Hero police dog Diesel killed in Paris attacks raid to be awarded medal for gallantry

Diesel, the police dog that died during a raid on the suspected Paris attacks mastermind, evoked an outpouring of grief on social media.
Diesel, the police dog that died during a raid on the suspected Paris attacks mastermind, evoked an outpouring of grief on social media.PHOTO: REUTERS

LONDON (AFP) - A French police dog killed in a security services raid after the Paris attacks is to receive a posthumous medal for gallantry from a British animal charity, it said on Monday.

Diesel died in November during a police raid on an apartment in a northern suburb of Paris, which killed the alleged mastermind of the attacks in which 130 people died.

He had been sent in to a building where lead plotter Abdelhamid Abaaoud.had a flat to sniff out booby traps but was blown to pieces when a woman came out firing her AK-47 at police and then detonated her suicide vest, according to Britain's Mail Online. 

His death almost certainly saving the life of a human member of his elite police unit, the paper said. 

The Daily Mail reported Diesel's handler, who cannot be named for security reasons, saying: "His role was to open the way for the rest of us. He uses all his senses to detect if anyone is present and if he can get to them, to go and bite them. If not, he stands and barks to indicate where the person is hiding.

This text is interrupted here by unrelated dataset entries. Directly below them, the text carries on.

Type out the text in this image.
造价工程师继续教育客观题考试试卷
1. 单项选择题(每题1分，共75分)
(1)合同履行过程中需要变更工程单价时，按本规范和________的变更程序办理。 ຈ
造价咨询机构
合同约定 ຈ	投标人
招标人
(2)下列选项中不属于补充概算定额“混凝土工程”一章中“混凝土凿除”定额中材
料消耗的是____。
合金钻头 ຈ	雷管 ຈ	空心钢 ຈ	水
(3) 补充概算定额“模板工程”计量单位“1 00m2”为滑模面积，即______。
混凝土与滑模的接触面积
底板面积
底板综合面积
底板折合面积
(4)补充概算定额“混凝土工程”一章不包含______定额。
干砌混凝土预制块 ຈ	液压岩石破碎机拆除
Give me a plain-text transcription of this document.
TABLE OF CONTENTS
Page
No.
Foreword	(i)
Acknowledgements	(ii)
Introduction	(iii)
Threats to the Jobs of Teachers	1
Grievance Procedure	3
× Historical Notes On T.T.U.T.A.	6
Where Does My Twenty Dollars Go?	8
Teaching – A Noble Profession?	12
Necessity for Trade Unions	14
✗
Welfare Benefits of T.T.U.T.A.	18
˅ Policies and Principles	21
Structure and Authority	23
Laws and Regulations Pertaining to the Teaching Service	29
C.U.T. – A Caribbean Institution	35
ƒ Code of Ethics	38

"I had absolute confidence in him, and him in me. Both of us knew how the other would behave in the situation.'

According to the Mail, one police handler said it was "a little like losing one of our colleagues", while a Twitter user said Diesel had "died to defend our colours".

Russia later donated a new puppy named Dobrynia to France in Diesel's memory to carry on his work.

Diesel's death led to the hashtag #JeSuisChien (I Am A Dog) trending on Twitter.

The People's Dispensary for Sick Animals (PDSA) said the seven-year-old Belgian Shepherd would receive the Dickin Medal, described as its "supreme honour for gallantry".

The medal was introduced in 1943. Previous recipients include pigeons which carried messages behind the front lines in World War II and military dogs which sniffed out Taleban bombs in Afghanistan.

The PDSA's director general, Jan McLoughlin, said: "As guardians of the world's most prestigious animal awards programme, we were inundated by messages from members of the public to recognise (Diesel's) heroism.

"The PDSA Dickin Medal recognises conspicuous devotion to duty in the theatre of conflict and Diesel is a truly deserving recipient."

A formal ceremony marking the honour will take place next year.